Open-domain (general knowledge + context)

Qdrant

59.4%

Hybrid

56.0%

RLM

55.1%

BM25

50.8%

Competitor Comparison

soul.py vs other memory systems on LoCoMo. Competitor numbers from their published evaluations.

System	Overall	Single-hop	Multi-hop	Open-domain	Temporal
XMem (Gemini 3-flash)	91.5%	90.6%	92.3%	91.2%	91.9%
Memobase	75.8%	70.9%	46.9%	77.2%	85.1%
Zep	75.1%	74.1%	66.0%	67.7%	79.8%
🏆 soul.py (RLM) (Gemini 2.0 Flash)	70.0%	54.1%	82.1%	55.1%	40.0%
Mem0g (YC 24)	68.4%	65.7%	47.2%	75.7%	58.1%
Mem0 (YC 24)	66.9%	67.1%	51.2%	72.9%	55.5%
LangMem	58.1%	62.2%	47.9%	71.1%	23.4%
OpenAI	52.9%	63.8%	42.9%	62.3%	21.7%

Context

soul.py RLM (70.0%) beats Mem0 (66.9%) and LangMem (58.1%), and has the highest multi-hop reasoning score (82.1%) of any system. However, it trails XMem (91.5%), Memobase (75.8%), and Zep (75.1%) on overall scores. Note: XMem uses Gemini 3-flash while soul.py used Gemini 2.0 Flash — model choice matters significantly.

Key Insights

Finding #1

RLM is the clear winner. Recurrent Language Model memory outperforms all other retrieval strategies by 4–7 percentage points overall. The gap is largest on temporal reasoning (+10pts) and single-hop recall (+8pts).

Finding #2

Temporal reasoning is the hardest category for everyone. Even the best config (RLM) only hits 40%. This is the frontier — understanding time-ordered events in long conversations remains challenging.

Finding #3

Multi-hop is surprisingly strong across the board. All configs score 78–82% on cross-turn reasoning. The orchestration and chunking strategy handles multi-step inference well regardless of retrieval backend.

Finding #4

Pure RAG (Qdrant) wins on open-domain — vector similarity search naturally surfaces broadly relevant context. But it's the worst at single-hop and temporal, where precise recall matters more.

Finding #5

Hybrid provides modest lift but not enough. Combining BM25 + Qdrant gets you ~2.5pts over either alone. RLM's reinforcement layer adds another ~4.5pts on top — the learning component is what really moves the needle.

Configurations Explained

Config	How It Works
BM25	Keyword-based retrieval (TF-IDF). Fast, no embeddings. Baseline.
Qdrant (RAG)	Vector similarity search using embeddings. Standard RAG approach.
Hybrid	BM25 + Qdrant combined with reciprocal rank fusion. Best of both lexical + semantic.
RLM	Recurrent Language Model memory — compresses and maintains a running belief state across turns, enabling structured recall without explicit retrieval. Based on the RLM architecture (Dec 2025).
Auto	Dynamically selects between configs per query based on question type. Currently running.

Methodology

Dataset: LoCoMo-10 — 10 long conversations sampled from the LoCoMo benchmark (Snap Research). Each conversation contains 25–30 sessions with 196–260 questions.

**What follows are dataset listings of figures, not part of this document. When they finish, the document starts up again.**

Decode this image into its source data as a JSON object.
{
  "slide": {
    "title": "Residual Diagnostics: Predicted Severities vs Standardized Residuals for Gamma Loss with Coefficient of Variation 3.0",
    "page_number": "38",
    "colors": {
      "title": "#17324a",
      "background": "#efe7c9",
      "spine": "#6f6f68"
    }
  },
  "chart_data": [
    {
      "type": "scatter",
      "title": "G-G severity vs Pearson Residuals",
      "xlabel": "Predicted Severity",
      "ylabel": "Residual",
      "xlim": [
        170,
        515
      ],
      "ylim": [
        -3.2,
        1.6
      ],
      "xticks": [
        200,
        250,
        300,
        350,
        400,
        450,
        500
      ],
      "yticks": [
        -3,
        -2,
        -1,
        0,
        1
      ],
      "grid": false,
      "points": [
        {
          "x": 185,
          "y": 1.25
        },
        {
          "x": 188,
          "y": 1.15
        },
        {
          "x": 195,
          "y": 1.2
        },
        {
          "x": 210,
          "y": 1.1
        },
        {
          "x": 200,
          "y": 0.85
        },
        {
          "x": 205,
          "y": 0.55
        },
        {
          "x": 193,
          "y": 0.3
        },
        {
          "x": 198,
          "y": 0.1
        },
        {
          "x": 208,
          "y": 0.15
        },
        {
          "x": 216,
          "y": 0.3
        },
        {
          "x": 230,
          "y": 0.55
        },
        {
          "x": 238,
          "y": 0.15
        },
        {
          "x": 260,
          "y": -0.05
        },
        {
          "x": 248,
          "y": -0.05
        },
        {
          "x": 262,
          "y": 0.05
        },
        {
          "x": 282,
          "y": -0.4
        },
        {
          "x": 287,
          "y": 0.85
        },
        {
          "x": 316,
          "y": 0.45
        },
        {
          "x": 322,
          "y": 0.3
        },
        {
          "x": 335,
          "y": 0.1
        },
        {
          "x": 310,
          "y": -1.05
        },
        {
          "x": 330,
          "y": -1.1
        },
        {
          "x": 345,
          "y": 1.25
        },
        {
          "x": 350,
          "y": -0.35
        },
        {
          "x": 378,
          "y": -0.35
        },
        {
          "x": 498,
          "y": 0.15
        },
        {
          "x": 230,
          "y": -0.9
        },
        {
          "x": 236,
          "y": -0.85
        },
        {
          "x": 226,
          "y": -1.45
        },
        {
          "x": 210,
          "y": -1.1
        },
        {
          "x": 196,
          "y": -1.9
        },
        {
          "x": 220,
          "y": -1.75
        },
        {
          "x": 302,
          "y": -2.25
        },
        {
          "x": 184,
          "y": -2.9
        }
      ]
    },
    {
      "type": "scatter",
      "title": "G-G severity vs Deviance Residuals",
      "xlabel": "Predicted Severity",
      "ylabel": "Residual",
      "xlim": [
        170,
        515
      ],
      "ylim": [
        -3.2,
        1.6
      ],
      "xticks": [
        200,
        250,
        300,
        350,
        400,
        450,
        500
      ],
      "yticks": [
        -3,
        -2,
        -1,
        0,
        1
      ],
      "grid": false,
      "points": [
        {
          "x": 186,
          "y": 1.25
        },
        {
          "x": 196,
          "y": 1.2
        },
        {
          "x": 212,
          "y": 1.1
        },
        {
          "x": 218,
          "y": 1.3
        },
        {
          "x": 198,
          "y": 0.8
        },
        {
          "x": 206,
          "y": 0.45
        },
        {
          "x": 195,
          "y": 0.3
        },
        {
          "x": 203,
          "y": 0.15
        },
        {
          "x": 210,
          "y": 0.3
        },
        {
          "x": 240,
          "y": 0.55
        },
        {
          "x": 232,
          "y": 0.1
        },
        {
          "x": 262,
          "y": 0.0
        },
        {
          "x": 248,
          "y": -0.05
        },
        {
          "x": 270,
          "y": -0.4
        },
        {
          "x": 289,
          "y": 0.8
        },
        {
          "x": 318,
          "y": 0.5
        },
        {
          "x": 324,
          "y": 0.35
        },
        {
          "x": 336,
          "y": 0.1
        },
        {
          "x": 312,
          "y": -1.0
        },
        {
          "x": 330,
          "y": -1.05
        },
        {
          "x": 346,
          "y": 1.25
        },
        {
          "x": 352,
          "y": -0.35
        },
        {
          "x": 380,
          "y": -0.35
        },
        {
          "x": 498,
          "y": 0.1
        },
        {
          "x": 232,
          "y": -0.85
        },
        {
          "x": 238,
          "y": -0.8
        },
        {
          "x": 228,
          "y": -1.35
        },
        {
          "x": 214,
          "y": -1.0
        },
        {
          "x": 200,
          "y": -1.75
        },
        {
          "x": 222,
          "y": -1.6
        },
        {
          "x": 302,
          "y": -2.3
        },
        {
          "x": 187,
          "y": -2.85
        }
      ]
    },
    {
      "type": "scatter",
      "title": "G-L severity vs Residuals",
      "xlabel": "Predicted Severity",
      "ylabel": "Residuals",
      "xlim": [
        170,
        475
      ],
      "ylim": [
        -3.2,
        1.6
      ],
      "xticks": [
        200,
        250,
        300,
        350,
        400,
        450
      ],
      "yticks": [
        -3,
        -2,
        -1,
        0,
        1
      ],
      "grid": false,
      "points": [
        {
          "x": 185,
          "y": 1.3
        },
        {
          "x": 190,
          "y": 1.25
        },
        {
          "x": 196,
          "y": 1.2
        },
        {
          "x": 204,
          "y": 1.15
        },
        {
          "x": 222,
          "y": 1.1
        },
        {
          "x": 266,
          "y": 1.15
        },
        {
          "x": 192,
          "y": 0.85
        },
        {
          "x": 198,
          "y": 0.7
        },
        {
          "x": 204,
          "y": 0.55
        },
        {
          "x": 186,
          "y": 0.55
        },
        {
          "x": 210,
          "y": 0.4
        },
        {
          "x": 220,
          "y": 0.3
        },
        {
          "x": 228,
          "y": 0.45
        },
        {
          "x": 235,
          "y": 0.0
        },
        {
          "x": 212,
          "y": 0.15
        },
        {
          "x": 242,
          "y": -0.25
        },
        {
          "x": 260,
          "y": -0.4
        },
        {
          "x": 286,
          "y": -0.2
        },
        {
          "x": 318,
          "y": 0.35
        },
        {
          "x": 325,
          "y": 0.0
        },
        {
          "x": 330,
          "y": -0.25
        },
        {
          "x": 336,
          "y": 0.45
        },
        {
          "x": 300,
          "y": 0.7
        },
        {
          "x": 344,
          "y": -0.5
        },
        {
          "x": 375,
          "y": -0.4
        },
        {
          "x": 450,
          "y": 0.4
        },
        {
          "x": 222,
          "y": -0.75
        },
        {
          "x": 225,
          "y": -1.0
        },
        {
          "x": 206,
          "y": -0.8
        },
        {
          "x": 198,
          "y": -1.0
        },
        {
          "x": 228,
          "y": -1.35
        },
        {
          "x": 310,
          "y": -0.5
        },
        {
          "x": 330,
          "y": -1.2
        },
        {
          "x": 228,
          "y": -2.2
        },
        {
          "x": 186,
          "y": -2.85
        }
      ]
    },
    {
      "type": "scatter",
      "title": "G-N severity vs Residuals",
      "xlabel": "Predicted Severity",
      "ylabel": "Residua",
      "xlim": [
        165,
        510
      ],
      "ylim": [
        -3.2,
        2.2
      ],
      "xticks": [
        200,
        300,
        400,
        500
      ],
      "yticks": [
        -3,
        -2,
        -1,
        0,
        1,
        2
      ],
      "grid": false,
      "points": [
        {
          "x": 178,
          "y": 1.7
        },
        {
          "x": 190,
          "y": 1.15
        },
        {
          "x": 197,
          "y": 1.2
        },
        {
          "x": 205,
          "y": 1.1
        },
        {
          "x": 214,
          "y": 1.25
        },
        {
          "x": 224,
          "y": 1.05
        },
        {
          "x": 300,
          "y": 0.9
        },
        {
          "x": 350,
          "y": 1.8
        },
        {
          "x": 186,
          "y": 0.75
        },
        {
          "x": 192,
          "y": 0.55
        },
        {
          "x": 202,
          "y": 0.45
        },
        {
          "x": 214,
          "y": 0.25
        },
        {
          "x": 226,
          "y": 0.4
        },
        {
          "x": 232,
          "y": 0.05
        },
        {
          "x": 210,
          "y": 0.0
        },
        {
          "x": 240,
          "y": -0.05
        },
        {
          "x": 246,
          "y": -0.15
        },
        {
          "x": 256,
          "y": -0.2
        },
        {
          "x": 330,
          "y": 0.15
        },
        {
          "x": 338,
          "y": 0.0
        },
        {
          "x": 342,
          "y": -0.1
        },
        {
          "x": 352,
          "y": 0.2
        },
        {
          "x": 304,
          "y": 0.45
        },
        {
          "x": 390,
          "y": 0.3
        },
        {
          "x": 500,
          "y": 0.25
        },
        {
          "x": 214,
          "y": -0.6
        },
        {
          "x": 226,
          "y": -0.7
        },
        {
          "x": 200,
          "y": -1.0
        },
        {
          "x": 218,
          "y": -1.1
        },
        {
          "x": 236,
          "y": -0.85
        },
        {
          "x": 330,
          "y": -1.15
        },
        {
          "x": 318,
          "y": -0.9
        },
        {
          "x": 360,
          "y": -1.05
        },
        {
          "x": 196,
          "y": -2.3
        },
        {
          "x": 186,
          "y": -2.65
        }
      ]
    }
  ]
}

Scoring: Gemini 2.0 Flash as the evaluator LLM. Scores are 0–1 per question (partial credit). Category scores are averaged across all questions in that category.

Errors: RLM and Hybrid configs hit Gemini API rate limits (429/503), resulting in ~150–160 skipped questions out of 1,986. These are excluded from scoring (not counted as wrong). BM25 and Qdrant ran error-free.